Way back at SIBOS in Sydney I counted dozens of software firms offering SEPA solutions, I doubted then as I do today if many of these systems actually exist. Did they have functionality and designs for SEPA Credit and debit transfers or were they expertly presented PowerPoints?
Apart from the marketing expertise of software vendors and consultants, I have failed to see any such expertise from the banks about their SEPA based services and even less about how they are producing solutions. I suspect most banks and know for a fact only a few banks, invested in the minimum to comply with the SEPA project. Who was auditing SEPA readiness at banks? Was there a public display of SEPA capability? What were the banks doing to market their SEPA services to their corporate customers and prospects? Was there a pricing policy in place? Were there any signs of competition between the banks to capture new customers because of SEPA? I find myself answering all these in the negative and its not surprising therefore that the SEPA project stalled badly and required political and regulatory intervention.
As we look forward to 2014 and hopefully SEPA explosion, I find that I am once again questioning the SEPA project. The timescales for banks and corporates to get SEPA weaving were in my view quite generous and should have been much shorter and with greater transparency concerning industry preparedness. However, we are now entering the final year with the finishing post looming and it’s therefore disheartening to read the latest research from Experian stating that only 30% of credit transfers and even less, a minute 2% of direct debits are compliant.
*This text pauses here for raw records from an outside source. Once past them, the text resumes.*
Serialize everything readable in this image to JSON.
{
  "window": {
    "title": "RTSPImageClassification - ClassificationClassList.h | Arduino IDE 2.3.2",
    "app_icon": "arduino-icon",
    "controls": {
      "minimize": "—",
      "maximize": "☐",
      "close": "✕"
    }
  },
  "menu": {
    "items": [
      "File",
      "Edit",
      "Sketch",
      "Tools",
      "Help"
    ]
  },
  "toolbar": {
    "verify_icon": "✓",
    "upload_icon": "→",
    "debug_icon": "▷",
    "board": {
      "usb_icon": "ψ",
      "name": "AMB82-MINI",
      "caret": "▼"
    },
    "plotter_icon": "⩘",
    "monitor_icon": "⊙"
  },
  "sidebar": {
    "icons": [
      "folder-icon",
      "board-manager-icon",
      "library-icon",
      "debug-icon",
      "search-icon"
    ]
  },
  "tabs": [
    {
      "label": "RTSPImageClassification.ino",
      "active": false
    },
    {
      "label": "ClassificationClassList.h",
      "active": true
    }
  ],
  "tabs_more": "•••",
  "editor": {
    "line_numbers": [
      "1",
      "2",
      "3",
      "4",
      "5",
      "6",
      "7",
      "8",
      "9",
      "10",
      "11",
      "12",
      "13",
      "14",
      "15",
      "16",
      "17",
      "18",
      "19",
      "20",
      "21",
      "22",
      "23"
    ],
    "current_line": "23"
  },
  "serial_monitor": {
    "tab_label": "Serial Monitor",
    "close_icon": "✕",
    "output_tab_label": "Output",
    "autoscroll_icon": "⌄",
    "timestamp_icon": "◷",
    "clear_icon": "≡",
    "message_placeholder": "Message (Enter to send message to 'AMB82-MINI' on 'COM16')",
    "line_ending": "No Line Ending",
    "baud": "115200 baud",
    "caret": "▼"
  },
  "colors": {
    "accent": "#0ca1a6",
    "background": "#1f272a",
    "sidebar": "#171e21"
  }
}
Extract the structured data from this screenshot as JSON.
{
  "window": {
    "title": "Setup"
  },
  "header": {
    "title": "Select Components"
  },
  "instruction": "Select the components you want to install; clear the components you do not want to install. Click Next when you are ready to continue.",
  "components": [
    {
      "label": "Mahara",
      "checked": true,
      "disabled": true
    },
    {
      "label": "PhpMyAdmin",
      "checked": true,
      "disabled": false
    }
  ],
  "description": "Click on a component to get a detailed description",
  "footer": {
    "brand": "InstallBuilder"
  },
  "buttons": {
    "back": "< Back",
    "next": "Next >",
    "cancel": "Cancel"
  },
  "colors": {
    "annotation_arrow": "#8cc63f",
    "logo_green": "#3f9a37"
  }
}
The Experian research also highlights alarming percentages of errors in data transference, a core competence within SEPA.
How can the finance industry be allowed to meander through the SEPA project with almost no energy, or it seems, desire to implement the project to its fullest benefits. There is clearly limited business incentive, if any, and hardly any incentive to invest in the technology and marketing costs needed to achieve critical mass usage and transaction volume. It’s almost industry anarchy!
The answer too many of the problems of SEPA implementation and use, has resulted I am sad to say to the necessity of the big stick approach. That’s not just threatening to take the cane from the closet but using it liberally to demonstrate discipline and enforce direction. Are the regulators and their political masters strong enough to use force or are they just lily-livered civil servants and political saps? What do you think?